IECA et sartans: études récentes et indications

Plusieurs études à large échelle sur les inhibiteurs de l’enzyme de conversion de l’angiotensine (IECA) et les sartans (antagonistes des récepteurs de l’angiotensine II) ont déjà été discutées dans les Folia: les études ELITE 1 et 2 [ Folia d’avril 2000 ], l’étude PROGRESS [ Folia de novembre 2002 ], l’étude HOPE [ Folia d’avril 2000 et de novembre 2002 ], l’étude LIFE [ Folia d’août 2002 ]. Les IECA et les sartans ont également été discutés dans les articles sur la protection rénale par des médicaments [ Folia de février 2003 ], le traitement initial de l’hypertension [ Folia d’avril 2004 ] et le traitement de l’insuffisance cardiaque [ Folia de mai 2004 ]. Le présent article discute de la place des IECA et des sartans dans les différentes indications possibles, entre autres sur base des études mentionnées ci-dessus ainsi que d’autres études randomisées à large échelle.


Phase aiguë de l’infarctus du myocarde


Abstract

Sauf contre-indication, un IECA doit être administré dans la phase aiguë de l’infarctus du myocarde.
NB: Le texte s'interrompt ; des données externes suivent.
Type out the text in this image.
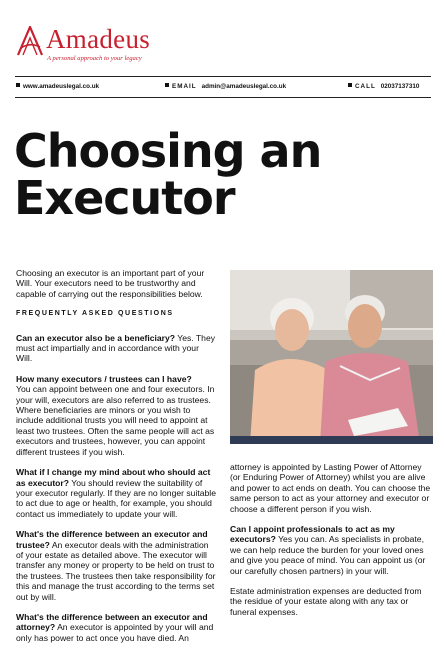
Amadeus
A personal approach to your legacy
www.amadeuslegal.co.uk	EMAIL admin@amadeuslegal.co.uk	CALL 02037137310
Choosing an
Executor

Choosing an executor is an important part of your Will. Your executors need to be trustworthy and capable of carrying out the responsibilities below.

FREQUENTLY ASKED QUESTIONS

Can an executor also be a beneficiary? Yes. They must act impartially and in accordance with your Will.

How many executors / trustees can I have?
You can appoint between one and four executors. In your will, executors are also referred to as trustees. Where beneficiaries are minors or you wish to include additional trusts you will need to appoint at least two trustees. Often the same people will act as executors and trustees, however, you can appoint different trustees if you wish.

What if I change my mind about who should act as executor? You should review the suitability of your executor regularly. If they are no longer suitable to act due to age or health, for example, you should contact us immediately to update your will.

What's the difference between an executor and trustee? An executor deals with the administration of your estate as detailed above. The executor will transfer any money or property to be held on trust to the trustees. The trustees then take responsibility for this and manage the trust according to the terms set out by will.

What's the difference between an executor and attorney? An executor is appointed by your will and only has power to act once you have died. An

attorney is appointed by Lasting Power of Attorney (or Enduring Power of Attorney) whilst you are alive and power to act ends on death. You can choose the same person to act as your attorney and executor or choose a different person if you wish.

Can I appoint professionals to act as my executors? Yes you can. As specialists in probate, we can help reduce the burden for your loved ones and give you peace of mind. You can appoint us (or our carefully chosen partners) in your will.

Estate administration expenses are deducted from the residue of your estate along with any tax or funeral expenses.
Le traitement doit être poursuivi à long terme, notamment chez les patients présentant un dysfonctionnement ventriculaire gauche ou une insuffisance cardiaque. Des études sur les sartans losartan et valsartan chez des patients ayant eu un infarctus du myocarde et présentant des signes d’insuffisance cardiaque et/ou un dysfonctionnement ventriculaire gauche prononcé ont été publiées récemment. Ces études arrivent à la conclusion que chez ces patients, l’administration d’un sartan peut être envisagée lorsque les IECA ne sont pas supportés; le valsartan est dans ce cas celui qui a été le mieux étudié.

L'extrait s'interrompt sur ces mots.